New research from the Department of Communication and Michigan AgBio Research at Michigan State University shows that people from the United States and China respond differently to mass media and social media campaigns related to food waste. While people from both countries share similar attitudes about food waste prevention, social norms and cultural orientations influence the type of communication that works best for getting the message across about health and environmental issues.
Rain Wuyu Liu began studying how social norms impact communication designed to change behavior as part of her doctoral program in communication in MSU's College of Communication Arts and Sciences. She chose to examine food waste prevention after observing the huge amount of food that got wasted every day in university dining halls, and after hearing that nearly a third of all food produced worldwide gets lost or wasted. Her curiosity was also piqued when she learned that food waste generates a substantial amount of greenhouse gas that hurts the environment.
"That was enough for me to get interested in this topic and use it within my communication research," she says. "I also saw that I was buying too much food and throwing it out."
Message for Change
Liu started her research in 2014, culminating in her doctoral dissertation in the summer of 2017. Her study was among several projects within ComArtSci that looked at how social norms interact with culture to affect people's environmental behaviors and decisions, and was supported by the National Science Foundation.

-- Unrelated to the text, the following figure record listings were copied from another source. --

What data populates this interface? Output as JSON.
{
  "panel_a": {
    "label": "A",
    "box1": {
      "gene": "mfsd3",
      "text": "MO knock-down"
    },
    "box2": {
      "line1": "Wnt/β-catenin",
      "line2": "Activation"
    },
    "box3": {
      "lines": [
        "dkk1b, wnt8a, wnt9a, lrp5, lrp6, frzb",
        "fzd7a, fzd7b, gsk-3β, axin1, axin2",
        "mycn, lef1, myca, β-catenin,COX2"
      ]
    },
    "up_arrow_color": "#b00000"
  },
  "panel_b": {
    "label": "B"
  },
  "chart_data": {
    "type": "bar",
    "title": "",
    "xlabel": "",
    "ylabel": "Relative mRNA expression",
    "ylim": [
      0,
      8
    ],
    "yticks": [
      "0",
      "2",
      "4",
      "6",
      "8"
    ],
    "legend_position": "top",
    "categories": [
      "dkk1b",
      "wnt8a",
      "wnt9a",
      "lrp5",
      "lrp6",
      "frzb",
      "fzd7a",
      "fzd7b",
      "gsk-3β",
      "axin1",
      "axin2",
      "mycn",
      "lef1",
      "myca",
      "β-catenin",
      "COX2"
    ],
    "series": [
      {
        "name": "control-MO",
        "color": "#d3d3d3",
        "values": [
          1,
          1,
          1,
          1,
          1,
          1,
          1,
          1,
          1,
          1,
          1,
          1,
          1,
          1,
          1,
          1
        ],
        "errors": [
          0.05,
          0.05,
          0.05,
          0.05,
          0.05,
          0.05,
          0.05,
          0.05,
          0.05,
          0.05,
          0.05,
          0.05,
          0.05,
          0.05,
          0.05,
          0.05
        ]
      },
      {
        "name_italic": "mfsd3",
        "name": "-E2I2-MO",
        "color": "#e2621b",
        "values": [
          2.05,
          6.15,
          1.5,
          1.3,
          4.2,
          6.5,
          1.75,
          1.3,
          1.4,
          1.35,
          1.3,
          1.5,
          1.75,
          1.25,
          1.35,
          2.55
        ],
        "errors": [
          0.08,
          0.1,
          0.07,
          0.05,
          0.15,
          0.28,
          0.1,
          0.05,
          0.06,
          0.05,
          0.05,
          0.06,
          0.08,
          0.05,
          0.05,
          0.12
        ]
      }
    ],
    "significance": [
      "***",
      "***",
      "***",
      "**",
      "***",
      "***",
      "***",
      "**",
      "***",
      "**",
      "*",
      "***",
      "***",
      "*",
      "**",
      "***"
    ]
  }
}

Liu set up two studies. Both involved data collected from the United States and China. Each study involved combining information on food waste with messages designed to change perceived norms and behaviors. Her study revealed that people from cultures that favor direct communication like the U.S. respond better to explicit messages about how certain behaviors can yield social sanctions like shame, isolation or criticism.
Conversely, people from more high-context cultures like China do not differentiate their responses between direct or indirect messages since they already interpreted the social consequences from implicit messages. Her studies also show that people who are more culturally group-oriented are more susceptible to social normative influence compared to those who are more individual-oriented.
"In general, people in the U.S. tend to interpret things based on what has been communicated explicitly," she says. "They hear a direct message and are not likely to go beyond what they’ve heard. In China, messages can be less direct. People interpret the social sanction even if the message about a socially disapproved behavior doesn't mention it."
Professor of Communication Maria Lapinski served as Liu's advisor. She is also the principal investigator on a series of NSF-funded projects involving social norms, environmental behaviors and intercultural communication. She says Liu's study began with the basic premise that cultural and social norms influence a person's behavior. The key to Liu's study, she says, was to identify the most effective form of communication for influencing environmental behavior given the social norms of a specific country.
"When there is a communication effort to shift people's behaviors in some way, the structure of communication is important," says Lapinski, also a professor in MSU Agbio Research and Director of the ComArtSci Health, Environment and Risk Communication Center. "Studies like Liu's help us understand how that structure should differ for different groups."